Supporting the children’s evacuation to Ipswich were sisters Chloe Armorel & Hope Mureur (“Poppy”) Vulliamy, daughters of Ipswich Solicitor and Coroner Lionel Hastings Vulliamy. Prior to the outbreak of the Spanish Civil War, the sisters were living on the Costa Brava and so were passionate supporters of the Spanish Republic, particularly the recently implemented educational reforms.

Chloe and Poppy were involved in ensuring that there were facilities ready for the refugees who came to Britain. Chloe became the organising secretary of the Ipswich & District Committee for Spanish Refugee Children. The committee were supported by the local Co-operative Society and collected charitable donations to support the children, as part of the government’s agreement to the evacuation was that no public money could be used. While many children returned to Spain after the war, several remained in Suffolk and built their lives here.

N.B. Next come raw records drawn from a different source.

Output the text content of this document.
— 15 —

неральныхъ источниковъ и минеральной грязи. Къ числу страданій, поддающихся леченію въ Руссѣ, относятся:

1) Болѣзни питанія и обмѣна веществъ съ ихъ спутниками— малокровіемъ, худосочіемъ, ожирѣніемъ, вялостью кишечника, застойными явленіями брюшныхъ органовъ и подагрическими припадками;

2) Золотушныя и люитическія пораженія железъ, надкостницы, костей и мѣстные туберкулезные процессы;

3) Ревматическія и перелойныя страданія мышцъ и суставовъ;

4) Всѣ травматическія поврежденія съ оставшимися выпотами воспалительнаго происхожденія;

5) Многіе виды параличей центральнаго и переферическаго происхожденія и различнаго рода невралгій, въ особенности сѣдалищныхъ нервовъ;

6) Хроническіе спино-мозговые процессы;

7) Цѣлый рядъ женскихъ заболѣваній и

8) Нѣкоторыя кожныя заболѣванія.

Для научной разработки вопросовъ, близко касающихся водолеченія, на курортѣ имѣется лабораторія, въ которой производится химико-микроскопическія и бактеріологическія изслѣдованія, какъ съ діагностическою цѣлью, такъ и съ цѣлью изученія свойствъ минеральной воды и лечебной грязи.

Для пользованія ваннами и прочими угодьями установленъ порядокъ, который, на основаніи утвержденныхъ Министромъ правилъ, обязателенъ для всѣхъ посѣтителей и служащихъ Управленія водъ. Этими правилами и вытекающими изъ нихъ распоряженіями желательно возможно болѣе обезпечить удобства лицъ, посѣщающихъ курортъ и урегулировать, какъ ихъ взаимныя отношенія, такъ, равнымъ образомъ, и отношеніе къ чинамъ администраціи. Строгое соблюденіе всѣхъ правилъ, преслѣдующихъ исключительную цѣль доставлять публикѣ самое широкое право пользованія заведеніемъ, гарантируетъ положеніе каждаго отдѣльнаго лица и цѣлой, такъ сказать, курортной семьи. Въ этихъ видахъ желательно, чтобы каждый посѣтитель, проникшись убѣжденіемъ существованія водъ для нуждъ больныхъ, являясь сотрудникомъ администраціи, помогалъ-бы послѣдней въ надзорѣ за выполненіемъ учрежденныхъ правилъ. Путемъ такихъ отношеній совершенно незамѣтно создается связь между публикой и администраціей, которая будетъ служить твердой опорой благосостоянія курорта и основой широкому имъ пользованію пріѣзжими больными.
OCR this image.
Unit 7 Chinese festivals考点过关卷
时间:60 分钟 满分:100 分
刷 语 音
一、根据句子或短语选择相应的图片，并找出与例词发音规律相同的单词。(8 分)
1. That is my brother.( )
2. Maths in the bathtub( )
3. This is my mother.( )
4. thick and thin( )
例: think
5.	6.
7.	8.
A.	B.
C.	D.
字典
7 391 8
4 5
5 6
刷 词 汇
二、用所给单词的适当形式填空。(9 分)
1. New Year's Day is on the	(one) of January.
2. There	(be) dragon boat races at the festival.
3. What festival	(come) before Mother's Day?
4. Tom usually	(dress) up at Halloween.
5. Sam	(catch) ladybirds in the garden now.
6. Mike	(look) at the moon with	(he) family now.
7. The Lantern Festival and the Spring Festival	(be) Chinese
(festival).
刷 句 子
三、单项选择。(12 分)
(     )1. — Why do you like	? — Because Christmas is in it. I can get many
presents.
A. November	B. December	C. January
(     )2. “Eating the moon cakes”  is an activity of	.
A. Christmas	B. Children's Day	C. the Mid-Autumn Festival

Since then, Wherstead Park has been the home to several large companies, including Eastern Electricity which took possession in 1948. Later EON and most recently the East of England Co-op Headquarters have taken possession of the house and land. The space has played a part in so many couple’s perfect days and we still know how to throw a great party!

As well as surviving two world wars, Wherstead Park has now weathered the storm of Coronavirus. We’re back, better than ever and ready to start making more history in Suffolk.